September 23, 2010
Nobel Laureate Physicist Carl E. Wieman Confirmed as Associate Director for Science in Office of Science & Technology Policy
APS Lauds Senate Confirmation of Passionate STEM Educator, Distinguished Scientist
WASHINGTON, D.C. – The American Physical Society (APS) applauds the U.S. Senate confirmation of Nobel Laureate Carl E. Wieman, who has been named associate director for science at the U.S. Office of Science and Technology Policy. Wieman is an APS Fellow and former chair of the Society’s Division of Atomic, Molecular & Optical Physics.
“Dr. Wieman has demonstrated great passion for STEM (science, technology, engineering and math) education as evidenced by his outstanding work to inspire students using innovative teaching methods. He will provide key leadership in overseeing the nation’s goals to strengthen STEM education and science research – both of which are crucial in solving the many challenges facing the nation,” said Kate Kirby, executive officer of APS.
A distinguished scientist, Wieman shared the Nobel Prize in physics with Eric Cornell and Wolfgang Ketterle in 2001 for laboratory experiments creating a new form of matter, a Bose-Einstein condensate. Wieman directs science initiatives at the University of Colorado, Boulder, (CU-Boulder) and the University of British Columbia in Vancouver, Canada (UBC). At CU-Boulder, he is highly regarded for his pioneering work – the Physics Education Technology Project – fun, interactive, research-based simulations that connect real-life phenomena and the underlying science, improving students’ understanding of the physical world.
At UBC, he leads the Carl E. Wieman Science Education Initiative, which supports science departments by implementing research on learning science and determining ways to utilize effective educational technology. Wieman earned a B.S. degree in physics from MIT in 1973 and a Ph.D. from Stanford in 1977.

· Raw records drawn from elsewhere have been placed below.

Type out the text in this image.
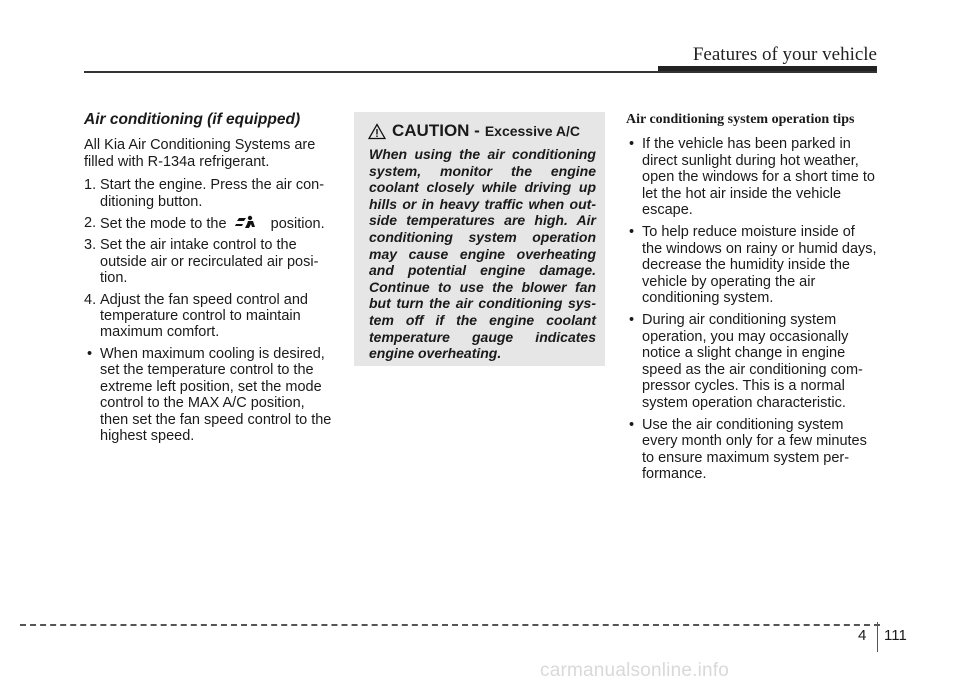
Features of your vehicle
Air conditioning (if equipped)
All Kia Air Conditioning Systems are filled with R-134a refrigerant.
1. Start the engine. Press the air con-ditioning button.
2. Set the mode to the	position.
3. Set the air intake control to the outside air or recirculated air posi-tion.
4. Adjust the fan speed control and temperature control to maintain maximum comfort.
• When maximum cooling is desired, set the temperature control to the extreme left position, set the mode control to the MAX A/C position, then set the fan speed control to the highest speed.
CAUTION - Excessive A/C

When using the air conditioning system, monitor the engine coolant closely while driving up hills or in heavy traffic when out-side temperatures are high. Air conditioning system operation may cause engine overheating and potential engine damage. Continue to use the blower fan but turn the air conditioning sys-tem off if the engine coolant temperature gauge indicates engine overheating.

Air conditioning system operation tips
• If the vehicle has been parked in direct sunlight during hot weather, open the windows for a short time to let the hot air inside the vehicle escape.
• To help reduce moisture inside of the windows on rainy or humid days, decrease the humidity inside the vehicle by operating the air conditioning system.
• During air conditioning system operation, you may occasionally notice a slight change in engine speed as the air conditioning com-pressor cycles. This is a normal system operation characteristic.
• Use the air conditioning system every month only for a few minutes to ensure maximum system per-formance.
4 111
carmanualsonline.info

The American Physical Society (www.aps.org) is a non-profit membership organization working to advance and diffuse the knowledge of physics through its outstanding research journals, scientific meetings, and education, outreach, advocacy and international activities. APS represents over 51,000 members, including physicists in academia, national laboratories and industry in the United States and throughout the world. Society offices are located in College Park, MD (Headquarters), Ridge, NY, and Washington, DC.